Method Source Signal Unit Role Access
Sequential Cascading
LM Cascades Self Token uncertainty quantiles Answer Defer Post
FrugalGPT External Cost-aware confidence Query/answer Route, defer Post, Aux
AutoMix Hybrid Self-verification Answer Defer Post, Aux
Gatekeeper Self Tuned thresholds Answer Defer Post, FT
Rational Tuning Self Copula confidence Stage Stop Post
Speculative Cascading Hybrid Token/step confidence Token/stage Handoff, stop Mid
Pre-Call Routing
OptLLM External Suitability uncertainty Query Route Pre, Aux
RouteLLM External Router prediction Query Route Pre, Aux
Hybrid LLM External Quality gap prediction Query Route Pre, Aux
CARGO Auxiliary Score gap + tie-break Query Route Pre, Aux
Semantic Entropy Routing Self Semantic entropy Answer Offload Post, MS
Self-REF Self Confidence + token prob Answer Route, reject Post, FT
Hybrid Systems
Unified Routing & Cascading Hybrid Ex-ante + post-hoc quality Query/answer Route, defer Pre, Post
Select-Then-Route Hybrid Taxonomy + judge agreement Query/answer Shortlist, defer Pre, Post, Aux

Discussion

Routing systems must account for timing, signal type, and cost tradeoffs:

  • Pre-call routing uses predicted suitability, which is inherently uncertain.
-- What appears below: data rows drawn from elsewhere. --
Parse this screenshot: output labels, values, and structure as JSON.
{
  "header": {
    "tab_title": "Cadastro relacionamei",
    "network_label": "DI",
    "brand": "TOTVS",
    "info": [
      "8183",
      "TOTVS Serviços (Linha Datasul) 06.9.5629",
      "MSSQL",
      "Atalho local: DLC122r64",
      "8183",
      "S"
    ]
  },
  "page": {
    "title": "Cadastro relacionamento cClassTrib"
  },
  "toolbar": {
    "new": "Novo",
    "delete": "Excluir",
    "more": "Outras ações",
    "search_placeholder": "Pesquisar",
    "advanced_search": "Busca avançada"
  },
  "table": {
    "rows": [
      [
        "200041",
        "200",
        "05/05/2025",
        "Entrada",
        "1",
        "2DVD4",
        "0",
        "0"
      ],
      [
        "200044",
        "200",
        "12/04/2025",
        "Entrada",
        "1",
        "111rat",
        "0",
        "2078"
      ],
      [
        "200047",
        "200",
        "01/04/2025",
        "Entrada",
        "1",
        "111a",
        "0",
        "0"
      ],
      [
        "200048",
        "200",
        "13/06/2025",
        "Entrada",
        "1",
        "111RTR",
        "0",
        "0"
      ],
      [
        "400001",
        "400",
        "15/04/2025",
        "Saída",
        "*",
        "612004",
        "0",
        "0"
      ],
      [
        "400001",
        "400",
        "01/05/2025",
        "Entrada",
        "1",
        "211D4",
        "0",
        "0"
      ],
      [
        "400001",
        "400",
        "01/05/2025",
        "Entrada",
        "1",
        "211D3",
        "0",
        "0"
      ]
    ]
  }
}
Threshold tuning and cost-aware optimization become critical. Methods like OptLLM, RouteLLM, and Hybrid LLM all invest in training or bootstrapping better predictors.
  • Post-hoc cascading uses observed answer confidence, which is more direct but comes after the cost of the first model is already incurred. Works best when the cheap model succeeds often; escalation is the exception.
  • Mid-generation routing (speculative cascading) combines both: run a fast model with speculative execution, defer mid-stream if confidence drops. Balances latency and cost.

Best practice: Layer ex-ante pruning (filter out clearly-wrong models before execution), post-hoc checking (catch failures from chosen model), and selective escalation (deferred execution only when necessary).